Not sure if anything has been resolved on this issue.
My random wire is an end fed 45foot pice of galvanized aircraft cable. I used a split bolt connector to connect it to a piece of RG6 (shor piece about 3') sealed up the connection with self splicing rubber tape. The antenna is strung from my chimney using a pice of PVC pipe about 3" long as an insulator and anchored with some nylon rope. Other end is strung actoss to a 2x4 attached to my fence post that was used to hold a bird house (birds love the antenna). Same anchoring technique there, PVC insulator and nylon rope. Height above ground is about 16'.
Now for the feedline. I ran RG6, about 50ft from my desk out the basement window and up to the roof. Here is connects to a 9:1 balun I made in a piece of ABS pipe with F connectors on either end and a groudning lug on the side. The 9:1 balun is essentially an impedance matching transformer to make the high impedance of the wire antenna look closer to the 50-75 ohm impedance the radios expect to see. Dont know how close it gets, but it does help with noise rejection.
the piece of RG6 off of the antenna wire is connected to the high impedance connector on the balun, feedline to the shack on the low impedance side, and a piece of #8 awg RW90 off the ground lug to a 5' ground rod.

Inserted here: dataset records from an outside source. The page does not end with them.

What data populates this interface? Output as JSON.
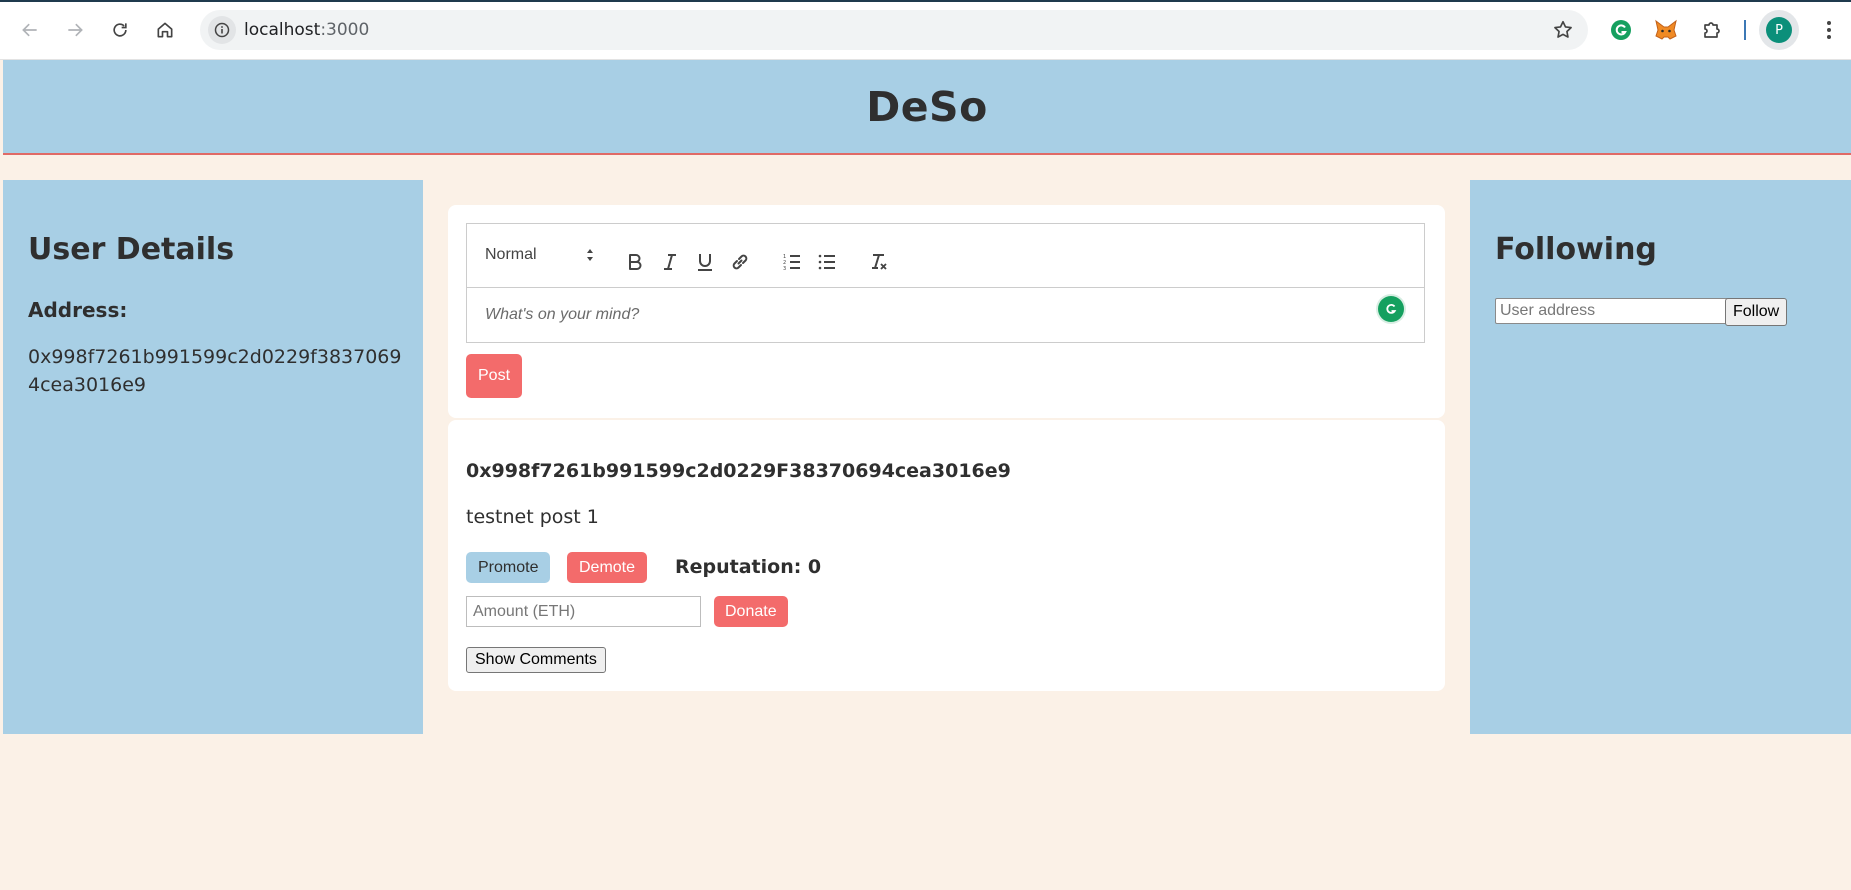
{
  "browser": {
    "url_host": "localhost",
    "url_port": ":3000",
    "profile_initial": "P"
  },
  "header": {
    "title": "DeSo"
  },
  "user_details": {
    "title": "User Details",
    "address_label": "Address:",
    "address_value": "0x998f7261b991599c2d0229f38370694cea3016e9"
  },
  "composer": {
    "format_option": "Normal",
    "placeholder": "What's on your mind?",
    "post_label": "Post",
    "toolbar_icons": [
      "bold-icon",
      "italic-icon",
      "underline-icon",
      "link-icon",
      "ordered-list-icon",
      "bullet-list-icon",
      "clear-format-icon"
    ]
  },
  "posts": [
    {
      "author": "0x998f7261b991599c2d0229F38370694cea3016e9",
      "content": "testnet post 1",
      "promote_label": "Promote",
      "demote_label": "Demote",
      "reputation": "Reputation: 0",
      "amount_placeholder": "Amount (ETH)",
      "donate_label": "Donate",
      "comments_label": "Show Comments"
    }
  ],
  "following": {
    "title": "Following",
    "input_placeholder": "User address",
    "follow_label": "Follow"
  },
  "colors": {
    "panel_blue": "#a8cfe5",
    "accent_red": "#f36b6b",
    "page_bg": "#fbf1e7"
  }
}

Inside I have the feedline routed through a network of standard CATV coax switches to the various receivers. I use this antenna on my shortwave, scanners, a car stereo for AM/FM DX etc. use it all the way from 150khz up to 1200Mhz with fairly decent results across the band. I regularily DX AM BCB from as far as 1600Km away. Any time of the day I can pull one in.
The balun helped alot, and the ground made a HUGE difference.